В последнее время заметил я, что теперь уже далеко не так, как бывало прежде, увлекаюсь я тем, чем занят. Не так интересно стало. От этого тревожится душа. Все чаще ловлю себя на мысли, что мне много облегчило сердце, если рядом был бы человек близкий, такой, как отец, коему я мог бы излить наболевшее.
Во время куртажного вечернего кушанья императрица Елизавета милостиво заговорила со мной, о строительных работах здесь, в Петергофе и в Царском Селе. Сказала, что ждет от меня, чтоб дворец был всеконечным совершенством. Ей легко так говорить, а у меня нет ни хороших мастеров-каменщиков, ни десятников. Я должен в оба глаза беспрерывно следить за стройкой…

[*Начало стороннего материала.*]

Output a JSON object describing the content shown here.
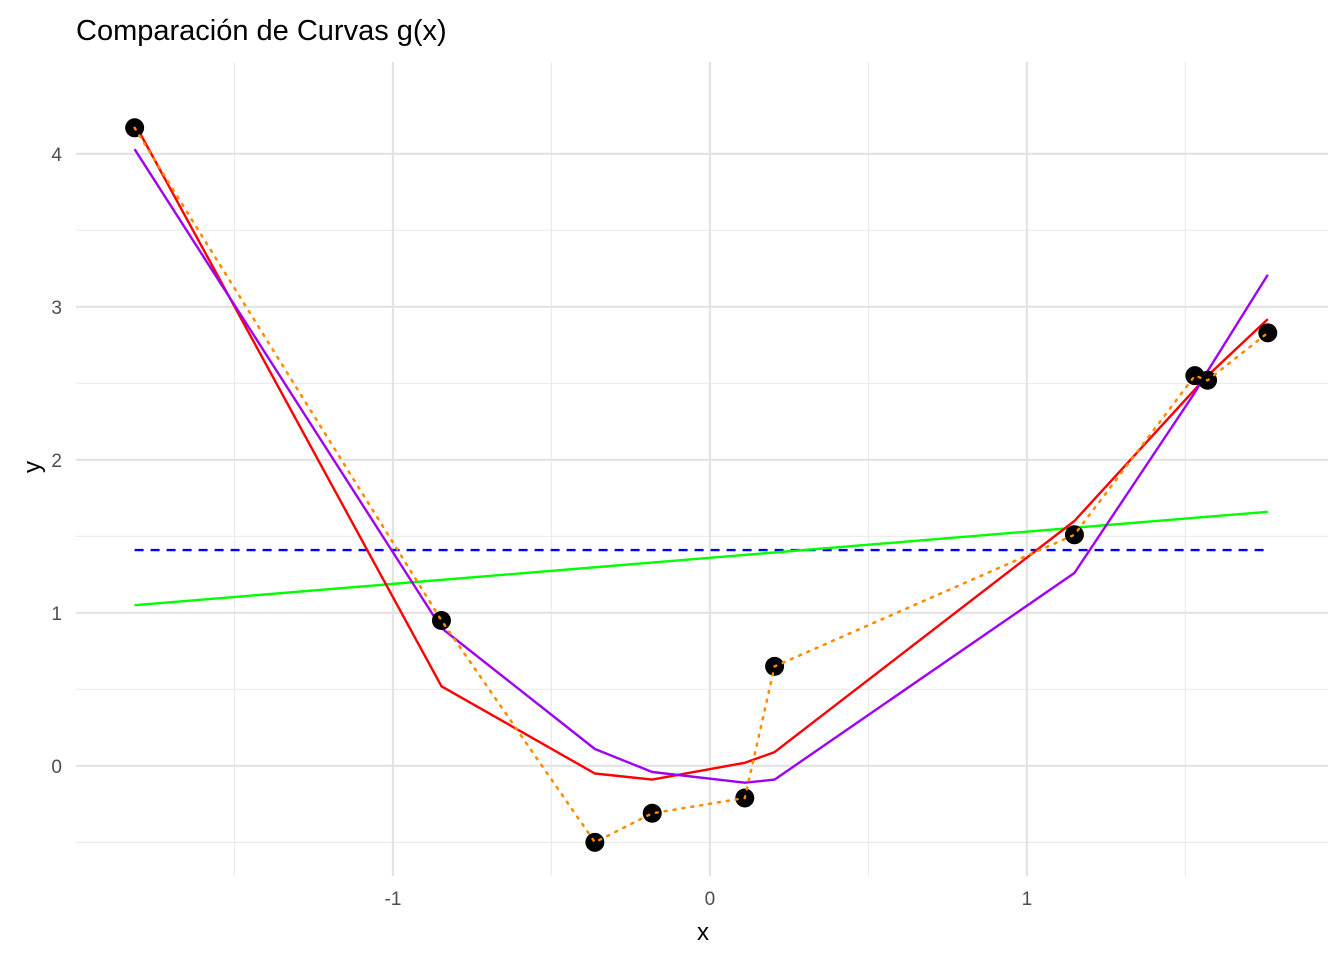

Всем хорош царский куртаг. Хлопают пробки от шампанского, спасибо французскому посланнику маркизу де ла Шетарди, — это он первым привез его в Россию. Вино понравилось — облегчает сердце и приятно кружит голову. А еще и помогает поболее съесть некоторым обжорам, помогает улечься в их животах окорокам и колбасам, блинам и рыбе, говяжьим глазам в соусе и филейке по-султански. У тех, кто ест без меры, не раз отмечал Растрелли, глаза чисто по-жабьи выпирало. Это только говорится — подперто, так не валится. Валится, да еще как! А слуги все подносили к столам закуски: то крошенные телячьи уши, то говяжью нёбную часть, запеченную в золе. От таковых обильных ед и пития наступало у некоторых гостей стесненное сердечное трепещанье — от этого они мычали и постанывали, им хотелось поскорей домой, но этикет не разрешал портить другим праздник.
И господа терпели.
А вечером был знатно сожжен фейерверк, изготовленный маленьким толстым полковником-немцем. Сей искусник был одним из лучших в Европе мастеров своего дела. Его и наняли за немалые деньги, а после уже платили кое-как. Этот опытный шпаррейтер — так звалась его профессия — служил начальником порохового завода. Перед началом огненного действа немец бегал, суетился, что-то исправлял, всплескивал ручками и нырял в какие-то маленькие будочки, где уже вовсю сыпались искры в темноту, валил дым и раздавались резкие хлопки: пух! Пуух! Пуух!